The traditional framework for asset pricing and risk management relies on the approach whereby the price process (which itself is an emergent concept resulting from the flow of information) is modelled exogenously, and market information is supposed to be generated by the random movement of prices. In the approach, introduced by Brody et al., however, this point of view is turned around: market information flow is modelled from the outset, from which price processes are derived. A number of areas have been investigated in this framework, however, there remain numerous important and open issues. In the laboratory we aim to develop a modelling framework within the information-based approach for:

1) the energy market (where traditional approach seems limited in explaining sharp peaks seen, for example, in the electricity markets);

2) the real-estate market (for which relatively little work has been done from the viewpoint of modern financial mathematics);

3) insurance / reinsurance markets (build on the earlier work in and extended into other Lévy processes depending on the type of insurance contract);

4) credit risk modelling, where are various issues that arose more recently in relation to credit valuation adjustments.

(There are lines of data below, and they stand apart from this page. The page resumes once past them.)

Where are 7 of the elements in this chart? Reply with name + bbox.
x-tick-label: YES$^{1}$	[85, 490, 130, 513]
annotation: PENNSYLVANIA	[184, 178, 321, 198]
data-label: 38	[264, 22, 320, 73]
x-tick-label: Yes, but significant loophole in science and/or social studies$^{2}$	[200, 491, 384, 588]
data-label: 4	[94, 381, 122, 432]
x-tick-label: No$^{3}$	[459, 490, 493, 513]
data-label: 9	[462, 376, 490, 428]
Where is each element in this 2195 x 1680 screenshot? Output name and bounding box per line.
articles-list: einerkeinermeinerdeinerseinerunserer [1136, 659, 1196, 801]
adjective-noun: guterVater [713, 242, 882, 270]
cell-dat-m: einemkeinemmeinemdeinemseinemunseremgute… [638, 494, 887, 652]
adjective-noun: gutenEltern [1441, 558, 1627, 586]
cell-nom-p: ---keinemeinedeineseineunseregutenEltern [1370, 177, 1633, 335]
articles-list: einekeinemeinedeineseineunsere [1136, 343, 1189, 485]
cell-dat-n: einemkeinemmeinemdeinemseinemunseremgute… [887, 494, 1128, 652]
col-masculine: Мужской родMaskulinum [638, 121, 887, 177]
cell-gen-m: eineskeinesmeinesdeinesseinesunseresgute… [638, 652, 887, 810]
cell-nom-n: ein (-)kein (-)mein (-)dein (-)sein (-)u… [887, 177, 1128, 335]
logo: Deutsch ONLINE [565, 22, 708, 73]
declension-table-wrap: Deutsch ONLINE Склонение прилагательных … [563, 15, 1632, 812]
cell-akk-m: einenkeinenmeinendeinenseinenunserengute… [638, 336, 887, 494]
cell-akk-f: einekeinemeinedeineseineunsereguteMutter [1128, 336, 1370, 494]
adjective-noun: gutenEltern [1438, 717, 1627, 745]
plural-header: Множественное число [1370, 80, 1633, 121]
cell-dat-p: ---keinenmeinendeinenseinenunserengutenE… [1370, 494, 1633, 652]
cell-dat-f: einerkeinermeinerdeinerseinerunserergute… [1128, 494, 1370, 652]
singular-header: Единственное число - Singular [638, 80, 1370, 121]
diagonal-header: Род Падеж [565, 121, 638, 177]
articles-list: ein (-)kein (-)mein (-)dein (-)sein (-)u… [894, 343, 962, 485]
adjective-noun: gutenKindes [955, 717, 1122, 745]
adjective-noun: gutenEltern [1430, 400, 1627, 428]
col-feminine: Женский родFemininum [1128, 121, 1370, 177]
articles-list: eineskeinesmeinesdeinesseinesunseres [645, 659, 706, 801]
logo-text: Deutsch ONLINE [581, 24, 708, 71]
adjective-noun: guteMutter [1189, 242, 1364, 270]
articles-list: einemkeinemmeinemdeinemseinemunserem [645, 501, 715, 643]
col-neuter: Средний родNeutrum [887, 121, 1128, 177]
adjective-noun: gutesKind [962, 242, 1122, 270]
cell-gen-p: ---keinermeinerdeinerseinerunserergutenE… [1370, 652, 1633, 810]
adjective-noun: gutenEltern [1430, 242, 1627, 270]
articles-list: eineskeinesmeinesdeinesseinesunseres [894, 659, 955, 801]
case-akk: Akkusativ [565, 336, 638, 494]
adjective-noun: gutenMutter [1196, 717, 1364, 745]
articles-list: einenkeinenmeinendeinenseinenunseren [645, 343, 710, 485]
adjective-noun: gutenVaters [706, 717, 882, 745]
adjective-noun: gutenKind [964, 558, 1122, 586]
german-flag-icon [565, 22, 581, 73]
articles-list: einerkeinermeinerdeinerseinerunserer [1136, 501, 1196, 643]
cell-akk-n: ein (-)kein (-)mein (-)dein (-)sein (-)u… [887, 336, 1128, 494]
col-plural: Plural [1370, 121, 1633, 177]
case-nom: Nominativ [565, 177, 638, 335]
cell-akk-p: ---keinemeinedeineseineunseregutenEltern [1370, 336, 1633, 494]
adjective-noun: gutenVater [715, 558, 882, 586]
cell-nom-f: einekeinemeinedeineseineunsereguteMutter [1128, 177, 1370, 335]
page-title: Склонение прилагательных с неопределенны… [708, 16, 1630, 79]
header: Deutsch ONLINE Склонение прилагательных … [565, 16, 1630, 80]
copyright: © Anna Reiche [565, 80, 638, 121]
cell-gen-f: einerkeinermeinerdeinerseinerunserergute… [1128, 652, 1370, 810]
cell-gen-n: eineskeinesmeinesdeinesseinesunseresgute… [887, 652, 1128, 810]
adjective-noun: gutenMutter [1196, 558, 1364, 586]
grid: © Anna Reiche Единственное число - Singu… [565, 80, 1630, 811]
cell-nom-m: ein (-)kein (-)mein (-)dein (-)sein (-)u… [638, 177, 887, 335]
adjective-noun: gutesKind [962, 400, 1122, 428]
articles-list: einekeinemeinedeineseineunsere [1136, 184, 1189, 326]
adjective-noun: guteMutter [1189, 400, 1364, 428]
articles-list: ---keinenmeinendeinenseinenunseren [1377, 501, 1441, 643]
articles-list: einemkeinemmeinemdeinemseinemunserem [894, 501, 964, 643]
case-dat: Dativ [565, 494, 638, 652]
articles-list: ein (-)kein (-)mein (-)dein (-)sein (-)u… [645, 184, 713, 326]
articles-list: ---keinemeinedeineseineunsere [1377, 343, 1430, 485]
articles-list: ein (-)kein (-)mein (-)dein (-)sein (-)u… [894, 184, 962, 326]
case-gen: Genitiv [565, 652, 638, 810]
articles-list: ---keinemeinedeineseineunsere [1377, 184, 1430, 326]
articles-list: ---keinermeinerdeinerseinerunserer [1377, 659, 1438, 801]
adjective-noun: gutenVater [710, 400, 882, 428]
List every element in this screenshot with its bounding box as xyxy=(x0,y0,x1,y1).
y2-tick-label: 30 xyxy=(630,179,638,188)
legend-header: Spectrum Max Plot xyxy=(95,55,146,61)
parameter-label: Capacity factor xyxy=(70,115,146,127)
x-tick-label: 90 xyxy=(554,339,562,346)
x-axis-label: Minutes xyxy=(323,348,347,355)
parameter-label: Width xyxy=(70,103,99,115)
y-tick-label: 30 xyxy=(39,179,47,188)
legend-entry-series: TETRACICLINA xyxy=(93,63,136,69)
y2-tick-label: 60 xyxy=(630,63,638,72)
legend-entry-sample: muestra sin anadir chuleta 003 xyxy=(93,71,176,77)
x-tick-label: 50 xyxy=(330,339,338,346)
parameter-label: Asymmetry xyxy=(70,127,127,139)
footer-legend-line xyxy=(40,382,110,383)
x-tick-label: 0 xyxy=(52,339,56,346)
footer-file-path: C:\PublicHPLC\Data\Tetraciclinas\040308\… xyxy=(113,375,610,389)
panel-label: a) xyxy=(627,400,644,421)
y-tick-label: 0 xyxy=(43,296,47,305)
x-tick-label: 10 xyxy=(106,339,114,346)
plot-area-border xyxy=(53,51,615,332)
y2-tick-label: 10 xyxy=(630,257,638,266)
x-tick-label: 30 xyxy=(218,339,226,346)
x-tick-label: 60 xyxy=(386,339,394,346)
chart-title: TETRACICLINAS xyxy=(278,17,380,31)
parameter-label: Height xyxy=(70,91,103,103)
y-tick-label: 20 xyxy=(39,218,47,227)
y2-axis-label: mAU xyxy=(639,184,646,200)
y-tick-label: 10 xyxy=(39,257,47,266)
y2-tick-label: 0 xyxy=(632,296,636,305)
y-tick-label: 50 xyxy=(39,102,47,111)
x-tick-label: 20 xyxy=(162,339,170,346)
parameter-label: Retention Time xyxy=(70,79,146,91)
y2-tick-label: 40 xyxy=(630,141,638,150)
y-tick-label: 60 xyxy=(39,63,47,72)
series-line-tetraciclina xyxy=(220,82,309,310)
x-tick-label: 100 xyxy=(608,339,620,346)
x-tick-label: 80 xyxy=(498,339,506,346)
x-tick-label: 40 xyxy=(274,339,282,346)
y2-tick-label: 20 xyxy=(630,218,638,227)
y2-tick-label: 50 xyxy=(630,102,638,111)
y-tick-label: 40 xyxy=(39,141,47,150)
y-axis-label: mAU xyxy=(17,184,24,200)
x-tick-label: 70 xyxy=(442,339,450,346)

IIb. Social discounting and sustainable society

The well-known theorem of Dybvig, Ingersoll and Ross shows that the long zero-coupon rate can never fall. This result, which—although undoubtedly correct—has been regarded by many as counterintuitive and even pathological, stems from the implicit assumption that the long-term discount function has an exponential tail. It has recently been shown, however, that if the long "simple" interest rate (or Libor rate) is finite, then this rate (unlike the zero-coupon rate) acts viably as a state variable, the value of which can fluctuate randomly in line with other economic indicators.
The conditions necessary for the existence of such "hyperbolic" long rates turn out to be those of so-called social discounting, which allow for long-term cash flows to be treated as broadly  "just as important" as those of the short or medium term.